Last time you were required to divulge private information to a government agency, did you do so in the belief that the agency would keep your information confidential?
Because if you did, that’s likely the last time you’ll have the luxury of holding that belief.
Nobody who has compulsorily given private data to Centrelink has ever been informed that there is a caveat on confidentiality.
Nobody who has ever compulsorily given private data to any government agency in the belief that it is confidential, has ever been warned that if they speak publicly about that agency, they have forfeited their right to confidentiality.
Canberra Times hack Paul Malone has today written a column headlined “Time for the truth behind Centrelink controversy and Andie Fox.” The piece is a particularly inept and resentful defence of his use of a citizen’s private data, given to him by DHS Minister Alan Tudge, to put Centrelink’s “side of the story” of a dispute between that user & the service provider.
The core of his defence is that the user spoke publicly about her own circumstances, ergo Centrelink has the right to respond by revealing her circumstances as they know them, to the media.
Malone justifies his tawdry piece thus:
It should be noted here that Andie Fox chose to publish her personal details in her original 1200 word article
In fact Ms Fox revealed her personal relationship status in the article she wrote and submitted for publication.
In the privacy agreement between Centrelink and Ms Fox, Centrelink undertook to protect the private data Ms Fox was compelled to reveal. Ms Fox at no time agreed, or was asked to agree, to refrain from criticising or otherwise speaking publicly about the agency. Neither was she informed that should she criticise the agency, it would abrogate its undertaking to keep her data private.
These details apparently entirely escape the moral and ethical capacities of Paul Malone, The Canberra Times editors, and Alan Tudge.
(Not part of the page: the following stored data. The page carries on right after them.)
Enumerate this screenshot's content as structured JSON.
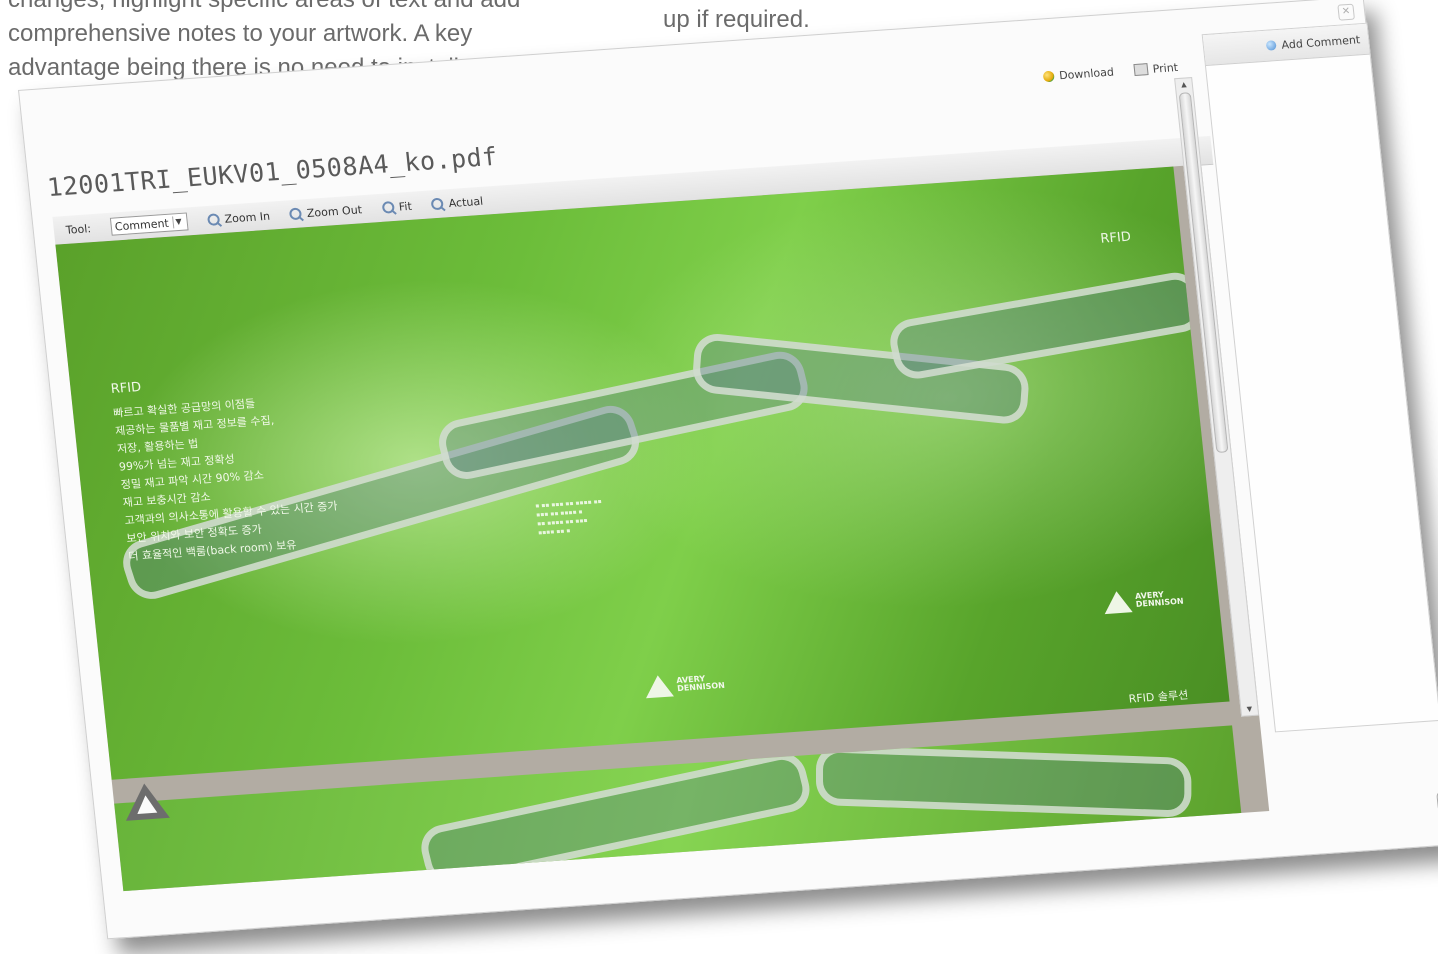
{
  "intro": {
    "left_lines": [
      "changes, highlight specific areas of text and add",
      "comprehensive notes to your artwork. A key",
      "advantage being there is no need to install"
    ],
    "right_line": "up if required."
  },
  "viewer": {
    "filename": "12001TRI_EUKV01_0508A4_ko.pdf",
    "download": "Download",
    "print": "Print",
    "add_comment": "Add Comment",
    "tool_label": "Tool:",
    "tool_value": "Comment",
    "zoom_in": "Zoom In",
    "zoom_out": "Zoom Out",
    "fit": "Fit",
    "actual": "Actual"
  },
  "page": {
    "rfid_heading": "RFID",
    "rfid_lines": [
      "빠르고 확실한 공급망의 이점들",
      "제공하는 물품별 재고 정보를 수집,",
      "저장, 활용하는 법",
      "99%가 넘는 재고 정확성",
      "정밀 재고 파악 시간 90% 감소",
      "재고 보충시간 감소",
      "고객과의 의사소통에 활용할 수 있는 시간 증가",
      "보안 위치와 보안 정확도 증가",
      "더 효율적인 백룸(back room) 보유"
    ],
    "rfid_right": "RFID",
    "rfid_bottom": "RFID 솔루션",
    "logo_text_1": "AVERY",
    "logo_text_2": "DENNISON"
  },
  "icons": {
    "download": "download-icon",
    "print": "print-icon",
    "zoom": "magnifier-icon",
    "add_comment": "add-comment-icon",
    "close": "close-icon"
  }
}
I asked some public servants how they feel about this turn of events. Obviously, I’m not going to name them.
Our jobs rely on the public having faith in our confidential handling of their often sensitive information. Why would they be honest with us if they don’t have confidence that we will keep that safe and secure?
A public breach of security or privacy is likely to jeopardise [compliance], causing fear and suspicion, and pushing more people into the non-compliant basket.
It also feels like the integrity of the entire PS has been tarnished [by Tudge’s actions against Fox].
We are constantly bombarded with reminders about privacy and dire warnings about the consequences of breaches, and the head of an agency goes and does this.
I had to sign a declaration before I was given access. Very serious shit to divulge private information.
I’m absolutely horrified at the actual release of the information, the vindictive purpose of the release and also for the Canberra Times publishing it, rather than acknowledging they’d received information that contradicted other claims.
The relationship between a government agency and a citizen is unique. As I’ve noted before, we are compelled to reveal intensely private information to certain agencies. We do this because we are compelled, and we must trust their staff have been trained in the moral, ethical and legal requirements to respect our privacy.
Minister Alan Tudge’s disgraceful betrayal of that trust damages all APP agencies, and all their staff. It irreparably damages those agencies’ relationships with the public. The Canberra Times, in publishing Malone’s sordid pieces, is colluding with an unprecedented destruction of trust between public servants, politicians and the public.
There is nothing in this hideous saga for the LNP government and The Canberra Times to be proud of, and there is absolutely no defence Paul Malone can invent that justifies the damage he has done to Ms Fox, and in a broader sense, to our society, the fabric of which is held together by the civilising influence of mutual trust.